MUMBAI: It’s not car sales alone that are slowing in India: on average, two vehicle dealerships have shut every week over the past two years.
With the Indian automotive retail sector incurring losses of at least Rs 2,000 crore in this period, over 205 dealers have wound up operations and shut 300 outlets as their business turned unviable and an estimated 3,000 people have lost their jobs.
Experts reckon the losses are much higher and are apprehensive about loans given to dealerships turning into non-performing assets for banks. Dealers in India are surviving on margins ranging between 2.5% and 5%, compared with 8-12% globally.
Here’s what’s hurting the dealers: doubling of rentals and employee costs in the major cities, falling margins from insurance and finance companies and a liquidity crunch after the introduction of the goods and services tax.
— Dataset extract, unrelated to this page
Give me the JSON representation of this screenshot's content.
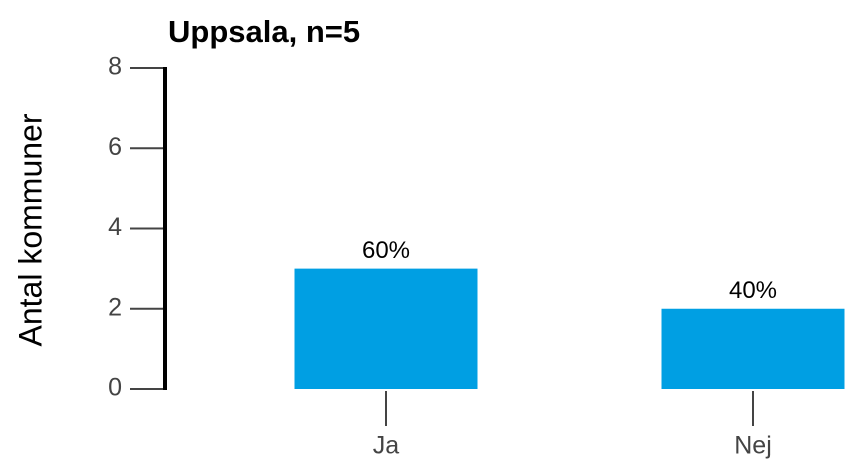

Also in the mix: an expanding network of dealerships even as car and two-wheeler makers failed to meet lofty sales targets.
Ashish Kale, president of the Federation of Automobile Dealers Associations, cited financial crunch or mismanagement and a proliferation of dealerships in the cities in a slowing market for the unviability of retailing.
“The pace at which the dealerships are closing has never been seen before. While goods and services tax had an impact on the working capital, the higher inventory cost, coupled with tight liquidity has added to our woes,” said Kale.
Growth Not as Predicted
Before GST came into force in July 2017, dealers had a couple of months as breathing space to pay sales tax and VAT on cars. Under the GST regime, they have to pay tax upfront and this has affected their working capital.
Passenger vehicle sales are estimated to have declined by over 10% in April after growing at 8% in FY18 and 2.5% in FY19.
One in every two dealers in a major metro and in the urban or top 20-30 markets has been suffering losses in recent years. While dealers in the hinterland are better off, falling sales growth is prolonging their return on investment period.
In 2017-2018, Nissan Motor Co and Hyundai Motor India had the most number of dealers shutting shop, at 38 and 23, respectively. Maruti Suzuki, Tata Motors, Mahindra & Mahindra and Honda Cars India had about 9-12 dealers each winding up operations.
Maharashtra and Bihar had 56 and 26 shutdowns, respectively, while about 19 dealers stopped operations in Kerala and Rajasthan.
Experts said the biggest reason for dealerships struggling is the failure of the market to grow as predicted by vehicle makers. Against expectations of double-digit growth in cars and two-wheelers, passenger vehicle sales increased at a compounded annual growth rate of 4% between FY13 and FY18, while it was only 5% for twowheelers.
According to Amit Kaushik, MD at consultancy firm UrbanScience, the inability of automobile manufacturers to assess market potential and the appointment of excessive dealerships are the two major factors that have adversely affected the retailing side.
“Invariably, automotive companies have failed to read the demand environment and in a bid to attain unrealistic sales targets, companies have fallen into the trap of adding more dealers, which, instead of adding sales, cannibalised existing dealers,” said Kaushik.
Vehicle makers said the churn in automotive retailing is not uncommon. Many who enter the segment for the glamour quotient give up when they realise how tough it is to wade through the industry’s cyclicality.
The dealers, however, question the viability of introducing more dealers, especially in the major metros, when sales volumes are declining.
While the market has grown by 5-7%, vehicle makers have expanded the dealer network by 15-20%, adding to already-squeezed business potential of the existing dealers.
FADA president Kale said it’s time to implement the principle of capping the number of dealers in India, in line with the practice followed by international car makers, which add dealerships based on the prospective car market globally. Otherwise, he said, the number of dealers folding in India will only rise in the years ahead.
Vikas Jain, national sales head at Hyundai, agreed that dealerships are under pressure due to the slowing market and lower margins from finance and insurance but asserts that the business should evolve in line with the changing market and once the cycle revives, they will bounce back.
Jain said the automotive retailing itself is changing and so should the dealer partners. He said selling cars is no longer only an art and it’s time for dealers to consider the emerging science of data analytics and connectivity to get the best out of the market.
“Auto retail should not be viewed as just car sales or service. A customer should be able to get a bouquet of services like used cars and accessories along with sales and services, which eventually adds to the business of dealers,” said Jain.
According to industry experts, about 15,000 authorised dealer principals manage over 25,000 sales points across the country, of which only 30% are profitable. Even among the 30%, the earnings range from 1% to 2%.